L’Ungheria rimane, di fatto, ancora molto interessata ad adottare l’euro. Questo soprattutto perché i principali partner commerciali sono europei, e la maggior parte dei paesi confinanti usa già l’euro: Croazia, Slovenia, Austria e Slovacchia hanno già scelto di adottare la Moneta Unica. Questo faciliterebbe i pagamenti, eviterebbe le commissioni legate al cambio di valuta, porterebbe più investimenti in Ungheria e renderebbe più stabile la situazione finanziaria del paese.
Dall’altra parte, l’Ungheria rimane una nazione esportatrice più che importatrice. Con l’eccezione del biennio 2021-22, segnato dalla crisi energetica del gas naturale, la bilancia commerciale ha sempre un saldo attivo. Utilizzare il fiorino ungherese al posto dell’euro, considerando che la prima è una valuta “debole” e la seconda “forte” in termini di tassi di cambio, favorisce queste esportazioni. Passare all’euro potrebbe rendere meno conveniente per le imprese internazionali comprare prodotti ungheresi.
Il paese cerca di uscire dalla recessione
Per quanto l’economia europea nel suo complesso continui a difendersi, in Ungheria si sta verificando una recessione tecnica ormai ampiamente confermata dai dati sul PIL. Per due trimestri di fila, la crescita reale del PIL -cioè al netto del tasso di inflazione- è stata negativa. Nel breve termine, questa è indubbiamente la preoccupazione più impellente per il governo e per la banca centrale e ha la precedenza rispetto ai discorsi sulla Moneta Unica.
Ci sono due motivi principali dietro a questa recessione, che si sono alimentati a vicenda nel corso degli ultimi sei mesi. Il primo è stata la crisi del gas naturale, che ha spinto tutte le nazioni europee a pagare prezzi molto più alti per le importazioni di questa materia prima rispetto al passato.
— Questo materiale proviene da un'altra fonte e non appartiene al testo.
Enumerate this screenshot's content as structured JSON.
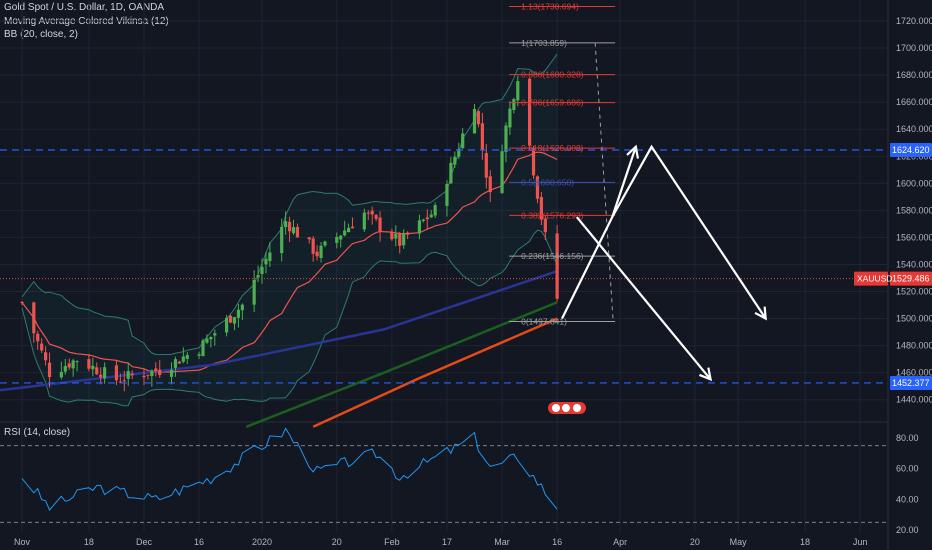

Alcune nazioni hanno dimostrato di poter comunque crescere leggermente in questa situazione, ma l’impatto è stato molto forte per un’economia emergente come quella ungherese.
Il secondo tema centrale è stato quello del tasso di inflazione, che in più rilevazioni ha superato il 25% annuo. Il fiorino si è svalutato rapidamente per via delle importazioni di gas dall’estero; in valuta locale, questa svalutazione ha reso il gas ancora più caro e ha portato a una svalutazione maggiore. Questo circolo vizioso ha fatto sì che, mentre i prezzi siano aumentati in media del 24% rispetto allo scorso anno, la crescita dei salari sia stata solo del 17,6%.